In 1792 what has been called the humane period in the treatment of the insane began, when Pinel, against the advice of all those in authority and with the disapprobation of his medical colleagues, removed the chains and manacles and other severer forms of restraint at the great asylum of Bicetre, near Paris, and gave the inmates all the liberty compatible with reasonable safety for themselves and others. At the same time William Tuke was engaged in establishing the retreat near York, which came into full operation in 1795. In this institution very enlightened principles of treatment were carried into effect. Early in the nineteenth century, Dr. Charles Worth and Mr. Gardner Hill, in the Lincoln Asylum, did away with all forms of mechanical restraint. The non-restraint system was fully developed by Dr. John Conolly in the Middlesex County Asylum at Hanwell. In the mean time, at the second institution solely for the insane in the United States, the Friends' Asylum at Frankfort, Pennsylvania (1817), the principles of gentle, intelligent care for the insane were being thoroughly applied and developed. The treatment of the insane was first systematized by Dr. S. B. Woodward, at Worcester, Massachusetts. Dr. Kirkbride of Philadelphia did much to remove the evils of restraint. Miss Dix must ever bear an honored name for her successful philanthropy in doing away with many abuses in England and her native America. In recent years the care of the insane has to a great extent come entirely under the control of the State. This was apparently rendered necessary by the abuses that crept into private institutions for the insane. Even in the State institutions, however, until the last twenty-five years, there were many customs to be deprecated. Mechanical restraints of all kinds were used very commonly in America; within a generation patients were fastened to chairs, or to their beds, or secured by means of chains. The "open door" is, however, now becoming the policy of most institutions. Modes of restraint are very limited and used only with proper safeguard.
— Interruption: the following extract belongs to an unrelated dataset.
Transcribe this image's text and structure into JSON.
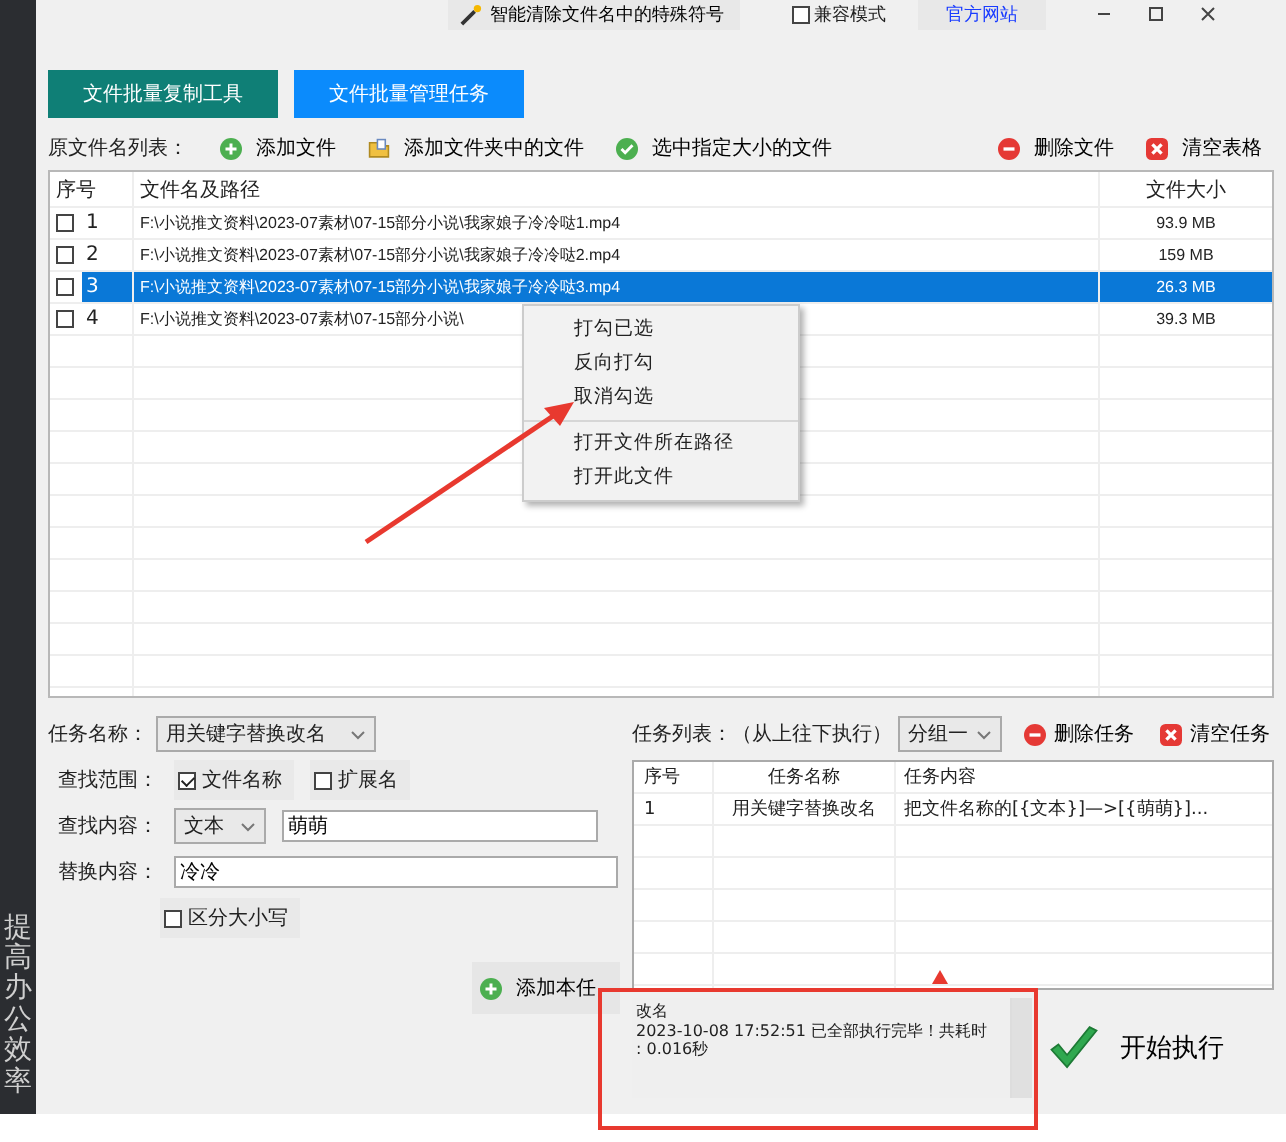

Most American institutions are overcrowded, because it seems impossible to increase accommodations in proportion to the increasing numbers of the insane. There are two reasons for this increase. One is an actual increase in the proportion of the insane to the total population because of the strenuous life. Another is that in our busy modern life there is less inclination to keep even the mildly insane at home. Apart from the State institutions, there is a reaction to the old monastic system of care for the insane, and there are many large and well-known insane asylums in America under the charge of religious. The tradition established by Madame Gras at the foundation of the Sisters of Charity of St. Vincent de Paul has borne fruit. In America they have large asylums for the insane at Baltimore, New Orleans, Madison, N. J., and New York.